Web 3.0 Technologies:

There are several technologies being used in the development of the web 3.0. These include XML, SPARQL, SKOS, RDF, and OWL.

Modeling data with the semantic web


These technologies play an important part in the structure of web 3.0. They will determine how the above-discussed rules will be created. XML allows for the creation of tags for web page annotation or even the annotation of particular sections. The user can add structure to their documents. The limitation with XML is that the user cannot add meaning to the tags and text sections. This makes it difficult for the people who will create the scripts or programs since they will need to attach the tags to their meanings.

To support XML, RDF (Resource Description Framework) comes on board to bring meaning. RDF encodes meaning in threes. A good example would be a sentence like "The boy ate an apple." In this sentence, the subject is “The boy”, “ate” is the verb, and “an apple” is the object. RDF stores meaning in a similar way to the verb, object and subject.

XML is used to encode the threes. It is, however, the work of RDF to determine whether things have properties that make them the subject, for instance, if it is a person, are they the "owners or guest authors of" or “a sister or brother to” a web page or another person.

This structure makes it easier to describe the data that machines process. URIs (Universal Resource Identifiers) will be used to identify the subjects and objects. A good example of common URIs is URLs. URIs are also used to identify verbs.

Information is encoded using RDFs. This way, concepts are linked to unique meanings that are easy to find around the web.


While RDF makes it easier to relate concepts, it is difficult to tell when two different URIs refer to one thing. This is where ontologies come in. The web is able to create a sort of taxonomy with object clusters and their relations to each other.

For instance, an address could be seen as a location type, while a city code could only be seen as referring to locations. These classes become very important for web 3.0. If a city code is related to a website that discusses that specific city, then it is possible to associate the two even without databases that link the city code and the site.

How Can We Integrate 3.0 Into Our SEO Efforts?

The gist of web 3.0 is to make the web understand more of human language and its complexities. For an SEO expert or digital marketer, this means that you need to take a similar approach in your marketing efforts. Let’s look at how to go about this:

Engaging, resourceful content

There is need to create more engaging and useful content. The focus should not be on the keywords and how well or poorly they are distributed in your content, but on whether your content delivers quality and relevance, and is engaging.

Display factors

Things like title tags and meta descriptions will need to be as good, if not better than your content. They should be engaging from the get go.

Offer assets

Instead of creating backlinks of little value, you can give assets on your website, things that your user will benefit from.
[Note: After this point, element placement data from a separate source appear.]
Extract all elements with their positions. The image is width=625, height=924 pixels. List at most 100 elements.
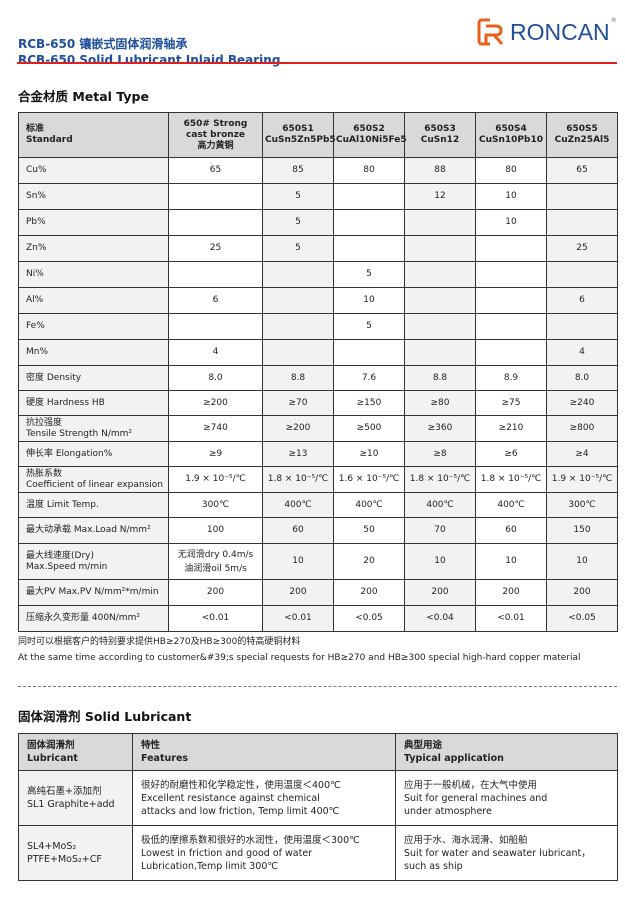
row-label: 最大PV Max.PV N/mm²*m/min [18,579,169,606]
header-features: 特性 Features [132,733,396,771]
table-cell: 10 [475,183,547,210]
table-cell: <0.01 [475,605,547,632]
cell-line: 650S3 [424,124,456,134]
table-cell: ≥80 [404,390,476,416]
table-row: 最大PV Max.PV N/mm²*m/min 200 200 200 200 200 20… [18,579,618,606]
table-cell: 10 [333,287,405,314]
row-label: 抗拉强度 Tensile Strength N/mm² [18,415,169,442]
table-cell [546,183,618,210]
cell-line: Cu% [26,165,47,175]
logo-mark-icon [477,18,504,46]
cell-line: 热胀系数 [26,468,63,479]
row-label: Al% [18,287,169,314]
table-cell: 80 [333,157,405,184]
features-cell: 很好的耐磨性和化学稳定性，使用温度＜400℃ Excellent resistan… [132,770,396,826]
cell-line: 无润滑dry 0.4m/s [177,549,254,560]
table-cell [168,183,263,210]
table-cell: <0.05 [546,605,618,632]
table-cell: 8.8 [404,365,476,391]
cell-line: 最大PV Max.PV N/mm²*m/min [26,587,159,597]
cell-line: 650S4 [495,124,527,134]
metal-type-heading: 合金材质 Metal Type [18,89,149,104]
table-cell: 300℃ [168,492,263,518]
header-grade: 650# Strong cast bronze 高力黄铜 [168,112,263,158]
row-label: Sn% [18,183,169,210]
application-cell: 应用于水、海水润滑、如船舶 Suit for water and seawater… [395,825,618,881]
table-cell: 85 [262,157,334,184]
table-cell: 200 [168,579,263,606]
table-cell: 8.9 [475,365,547,391]
cell-line: attacks and low friction, Temp limit 400… [141,805,340,817]
table-cell: 5 [333,313,405,340]
cell-line: Coefficient of linear expansion [26,479,163,490]
table-cell: 1.9 × 10⁻⁵/℃ [546,466,618,493]
table-cell [333,209,405,236]
row-label: 伸长率 Elongation% [18,441,169,467]
roncan-logo: RONCAN ® [476,17,617,47]
cell-line: 高纯石墨+添加剂 [27,786,102,797]
cell-line: CuZn25Al5 [554,135,610,145]
table-cell: ≥70 [262,390,334,416]
table-cell [404,287,476,314]
cell-line: 650# Strong [183,118,248,129]
table-row: Ni% 5 [18,261,618,288]
cell-line: Mn% [26,347,49,357]
cell-line: under atmosphere [404,805,492,817]
table-cell [168,261,263,288]
table-row: Cu% 65 85 80 88 80 65 [18,157,618,184]
cell-line: Ni% [26,269,44,279]
features-cell: 极低的摩擦系数和很好的水润性，使用温度＜300℃ Lowest in fricti… [132,825,396,881]
table-cell: 200 [262,579,334,606]
registered-mark: ® [610,17,617,24]
table-cell: 4 [546,339,618,366]
cell-line: 标准 [26,124,45,134]
table-cell [333,235,405,262]
solid-lubricant-table: 固体润滑剂 Lubricant 特性 Features 典型用途 Typical appl… [18,733,618,881]
cell-line: Features [141,753,189,764]
table-cell: ≥740 [168,415,263,442]
table-row: Pb% 5 10 [18,209,618,236]
cell-line: Typical application [404,753,504,764]
custom-hardness-note: 同时可以根据客户的特别要求提供HB≥270及HB≥300的特高硬铜材料 At t… [18,634,581,666]
cell-line: Standard [26,135,73,145]
table-row: SL4+MoS₂ PTFE+MoS₂+CF 极低的摩擦系数和很好的水润性，使用温度＜… [18,825,618,881]
row-label: Pb% [18,209,169,236]
table-cell [168,313,263,340]
row-label: 最大线速度(Dry) Max.Speed m/min [18,543,169,580]
table-cell: ≥150 [333,390,405,416]
table-row: 最大动承载 Max.Load N/mm² 100 60 50 70 60 150 [18,517,618,544]
table-cell: 5 [262,235,334,262]
table-cell: ≥200 [262,415,334,442]
cell-line: SL4+MoS₂ [27,841,77,852]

Eventually, Google is going try to identify what your site is all about using Semantic web SEO. The more you can describe your site and its layer, the better search engines will start ranking you.

Add more content layers to your site. A good example are content materials, gamifications, free trials, free courses, etc. Many sites need this keep visitors engaged and coming back for more, something that your target market would need and find useful. You can also give a tool or app that your users will find useful, some bonus features to bring value. These content layers can also help search engines identify what you are providing.

Understanding search intent

There are two ways to approach keyword research. You can find the best possible keyword based on rank, volume, competitors rank, etc. But keywords should always be focused on how a user would search. User search intent matters more in the era of semantic web search. Hint: Semantic search is all about identifying intent!

So focus on latent semantic keywords to help with users finding relevant results.